Before going any further, let your reading be with the understanding that all that follows is speculation, and is based upon personal observation and statistics wrangled from various corners of these here Internets.

Alright, straight to the point: will the Washington Capitals move Jeff Schultz on or before the April 3rd trade deadline?

Yes. They should, anyway.

That’s right, the Caps should trade away the defenseman that they took two picks before one Mike Green in the 2004 NHL Entry Draft.

It’s crowded back on the Capitals’ blue line these days, whatwith the sudden health of Dmitry Orlov and Mike Green. So crowded, in fact, that there’s no room for Schultz’s considerable bulk on the bench anymore. Indeed, since Green and Orlov have returned to the lineup, Schultz has spent gamedays in a suit, watching his teammates from the box above.

So what does that say about Jeff Schultz’s present role on this team?

Well, let’s start by looking at Steve Oleksy. Oleksy is the same age as Schultz, six inches shorter, and with nearly 400 games less NHL experience, yet he’s getting a sweater where Schultz is not. And not only is Oleksy getting the sweater, he’s been trusted with substantially more ice time than Schultz, and substantially stiffer competition to boot.

But Oleksy isn’t the only unlikely usurper of Schultz. Tomas Kundratek, who’s presently injured, has also been granted more time on ice, and more offensively efficient opponents. So, it’s safe to say Schultz is at the bottom of the totem pole, even with Kundratek and Erskine out.

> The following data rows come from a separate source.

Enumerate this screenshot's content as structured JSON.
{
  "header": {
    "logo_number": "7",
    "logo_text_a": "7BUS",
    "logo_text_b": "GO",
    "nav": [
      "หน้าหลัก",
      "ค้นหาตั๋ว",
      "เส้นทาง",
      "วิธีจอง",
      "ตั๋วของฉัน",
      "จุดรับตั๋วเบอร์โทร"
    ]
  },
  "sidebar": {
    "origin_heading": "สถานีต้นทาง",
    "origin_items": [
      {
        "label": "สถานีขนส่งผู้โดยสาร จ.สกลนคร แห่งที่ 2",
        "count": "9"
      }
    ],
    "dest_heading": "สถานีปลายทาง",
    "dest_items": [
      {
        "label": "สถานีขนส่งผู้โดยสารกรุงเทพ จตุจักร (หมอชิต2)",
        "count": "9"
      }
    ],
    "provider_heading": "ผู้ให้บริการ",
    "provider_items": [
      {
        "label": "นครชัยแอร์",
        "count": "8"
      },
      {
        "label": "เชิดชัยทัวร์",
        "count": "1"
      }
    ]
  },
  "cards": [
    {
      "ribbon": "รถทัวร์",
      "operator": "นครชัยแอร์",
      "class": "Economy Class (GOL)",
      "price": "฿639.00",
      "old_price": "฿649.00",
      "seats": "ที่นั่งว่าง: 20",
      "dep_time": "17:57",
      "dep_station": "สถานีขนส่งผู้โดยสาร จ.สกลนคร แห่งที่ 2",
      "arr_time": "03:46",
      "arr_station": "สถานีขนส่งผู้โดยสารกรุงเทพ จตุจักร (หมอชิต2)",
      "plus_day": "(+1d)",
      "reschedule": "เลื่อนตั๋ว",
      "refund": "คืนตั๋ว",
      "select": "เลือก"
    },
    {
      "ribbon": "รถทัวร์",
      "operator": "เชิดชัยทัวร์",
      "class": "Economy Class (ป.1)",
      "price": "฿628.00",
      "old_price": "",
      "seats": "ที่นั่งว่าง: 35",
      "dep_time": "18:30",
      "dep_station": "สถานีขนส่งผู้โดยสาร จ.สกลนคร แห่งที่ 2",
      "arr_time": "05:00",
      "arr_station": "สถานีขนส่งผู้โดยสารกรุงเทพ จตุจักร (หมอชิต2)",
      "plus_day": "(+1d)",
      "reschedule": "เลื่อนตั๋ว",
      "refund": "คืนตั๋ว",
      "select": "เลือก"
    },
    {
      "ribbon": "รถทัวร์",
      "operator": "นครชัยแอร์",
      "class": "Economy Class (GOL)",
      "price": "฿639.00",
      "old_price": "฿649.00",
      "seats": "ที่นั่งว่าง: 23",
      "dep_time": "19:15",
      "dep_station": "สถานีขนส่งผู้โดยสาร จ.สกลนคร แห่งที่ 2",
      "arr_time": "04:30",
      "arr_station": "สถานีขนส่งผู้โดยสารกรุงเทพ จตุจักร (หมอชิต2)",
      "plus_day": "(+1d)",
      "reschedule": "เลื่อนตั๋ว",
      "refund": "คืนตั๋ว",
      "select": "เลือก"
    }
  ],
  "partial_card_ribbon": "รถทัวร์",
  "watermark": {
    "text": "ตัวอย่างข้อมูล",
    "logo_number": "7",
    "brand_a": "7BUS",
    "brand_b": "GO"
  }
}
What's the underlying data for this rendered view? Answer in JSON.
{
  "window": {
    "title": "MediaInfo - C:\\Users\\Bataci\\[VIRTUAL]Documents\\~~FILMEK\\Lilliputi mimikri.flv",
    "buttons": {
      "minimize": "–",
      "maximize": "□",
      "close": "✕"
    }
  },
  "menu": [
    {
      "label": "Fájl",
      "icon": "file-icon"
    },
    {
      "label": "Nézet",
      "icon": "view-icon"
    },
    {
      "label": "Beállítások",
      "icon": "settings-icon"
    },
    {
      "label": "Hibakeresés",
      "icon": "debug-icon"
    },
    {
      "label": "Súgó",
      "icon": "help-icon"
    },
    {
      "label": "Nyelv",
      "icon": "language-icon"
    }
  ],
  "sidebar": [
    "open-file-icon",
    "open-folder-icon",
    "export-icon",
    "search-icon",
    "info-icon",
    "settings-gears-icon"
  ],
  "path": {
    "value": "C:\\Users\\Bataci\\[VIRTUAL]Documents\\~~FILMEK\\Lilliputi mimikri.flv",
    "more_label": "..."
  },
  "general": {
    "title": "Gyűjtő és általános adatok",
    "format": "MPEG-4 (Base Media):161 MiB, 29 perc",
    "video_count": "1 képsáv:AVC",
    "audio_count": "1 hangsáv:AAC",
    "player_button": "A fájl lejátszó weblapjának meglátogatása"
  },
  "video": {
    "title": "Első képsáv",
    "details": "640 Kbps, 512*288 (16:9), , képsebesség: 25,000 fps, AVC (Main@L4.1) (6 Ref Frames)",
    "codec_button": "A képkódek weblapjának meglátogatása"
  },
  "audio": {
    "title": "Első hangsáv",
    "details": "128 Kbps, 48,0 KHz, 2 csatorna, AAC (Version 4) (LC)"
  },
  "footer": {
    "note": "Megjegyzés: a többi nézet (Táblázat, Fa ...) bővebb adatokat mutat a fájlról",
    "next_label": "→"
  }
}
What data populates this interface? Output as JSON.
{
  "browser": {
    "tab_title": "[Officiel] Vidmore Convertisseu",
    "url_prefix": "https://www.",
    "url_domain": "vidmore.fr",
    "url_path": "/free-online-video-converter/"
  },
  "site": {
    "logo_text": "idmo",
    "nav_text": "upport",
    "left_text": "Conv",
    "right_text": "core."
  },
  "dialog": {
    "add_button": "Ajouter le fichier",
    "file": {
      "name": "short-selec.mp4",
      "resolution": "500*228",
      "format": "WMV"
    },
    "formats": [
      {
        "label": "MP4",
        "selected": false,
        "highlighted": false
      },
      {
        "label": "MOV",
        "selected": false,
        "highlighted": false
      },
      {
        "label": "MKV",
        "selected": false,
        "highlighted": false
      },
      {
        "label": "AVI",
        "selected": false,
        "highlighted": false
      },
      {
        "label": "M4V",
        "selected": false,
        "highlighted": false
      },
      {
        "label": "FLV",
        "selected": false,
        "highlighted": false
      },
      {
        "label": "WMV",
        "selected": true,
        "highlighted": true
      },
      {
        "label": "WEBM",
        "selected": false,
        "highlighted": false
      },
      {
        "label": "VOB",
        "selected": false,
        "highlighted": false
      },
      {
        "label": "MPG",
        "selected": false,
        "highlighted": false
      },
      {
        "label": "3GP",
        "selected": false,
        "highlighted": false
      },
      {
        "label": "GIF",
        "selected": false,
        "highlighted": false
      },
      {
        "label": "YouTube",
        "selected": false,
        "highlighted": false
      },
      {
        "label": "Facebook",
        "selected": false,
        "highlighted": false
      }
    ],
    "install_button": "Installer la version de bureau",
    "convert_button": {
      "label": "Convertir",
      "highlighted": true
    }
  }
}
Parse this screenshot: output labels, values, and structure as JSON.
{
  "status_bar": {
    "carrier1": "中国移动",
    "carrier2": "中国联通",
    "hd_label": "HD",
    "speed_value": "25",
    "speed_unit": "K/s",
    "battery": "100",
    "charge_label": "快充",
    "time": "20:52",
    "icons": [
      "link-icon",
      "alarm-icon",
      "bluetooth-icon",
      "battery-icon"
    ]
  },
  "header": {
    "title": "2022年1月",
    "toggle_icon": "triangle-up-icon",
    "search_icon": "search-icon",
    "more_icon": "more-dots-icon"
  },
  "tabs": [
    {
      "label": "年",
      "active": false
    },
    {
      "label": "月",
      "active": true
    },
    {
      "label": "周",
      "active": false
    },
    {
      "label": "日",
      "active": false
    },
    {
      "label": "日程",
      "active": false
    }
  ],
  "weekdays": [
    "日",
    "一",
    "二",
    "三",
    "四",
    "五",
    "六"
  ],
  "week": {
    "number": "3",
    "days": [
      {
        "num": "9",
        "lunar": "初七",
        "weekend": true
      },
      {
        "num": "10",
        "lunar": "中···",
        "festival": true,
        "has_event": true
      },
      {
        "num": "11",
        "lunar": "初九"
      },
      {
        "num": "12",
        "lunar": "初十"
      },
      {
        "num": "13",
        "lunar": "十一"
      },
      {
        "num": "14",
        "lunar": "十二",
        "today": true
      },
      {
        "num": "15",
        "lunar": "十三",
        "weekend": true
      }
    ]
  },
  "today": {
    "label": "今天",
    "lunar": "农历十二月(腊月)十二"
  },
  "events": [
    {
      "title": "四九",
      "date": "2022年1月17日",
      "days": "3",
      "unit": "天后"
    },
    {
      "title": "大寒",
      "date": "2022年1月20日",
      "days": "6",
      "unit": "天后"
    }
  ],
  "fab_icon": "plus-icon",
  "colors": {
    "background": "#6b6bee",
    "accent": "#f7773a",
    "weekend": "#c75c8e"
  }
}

Schultz has never really found his niche on this team. He thrived under Boudreau in 2009-2010, but as that season was an extreme outlier in nearly every aspect of the game, I’ll refrain from giving credence to the belief that Schultz was truly playing to his potential during that campaign.

Dale Hunter and his defensive coach of choice, Jim Johnson, saw potential in Schultz, but eventually grew frustrated with the same thing that’s driven Caps’ fans up their living room walls for years: despite a six foot six, two-hundred twenty pound frame, Schultz is a gentle giant. He doesn’t utilize his bulk, or seemingly his reach, and his tentative approach to the game has landed him stints in the pressbox under three different coaches in three consecutive years, making Schultz himself very much the common denominator.

So, with a completely extinguished role on the Capitals, and the trust that had been put in Schultz now vested in other players like Kundratek and Oleksy, who have far less upside than what was once seen in Schultz, it’s tough to imagine Double Nickel in the Caps plans going forward.

So trade him. At 27 years old, he’s got plenty of hockey left, but it’s becoming exceedingly clear that Washington isn’t the place for Schultz to thrive, and there’s gotta be a team out there whose eyes light up at the prospect of a huge, young, stay at home D-man, who shouldn’t come at much of a price.

Because unless you move him, those bags of popcorn he’s munching in the pressbox night in and night out are gonna cost you $3million/year, which doesn’t sound like a very happy thing to me.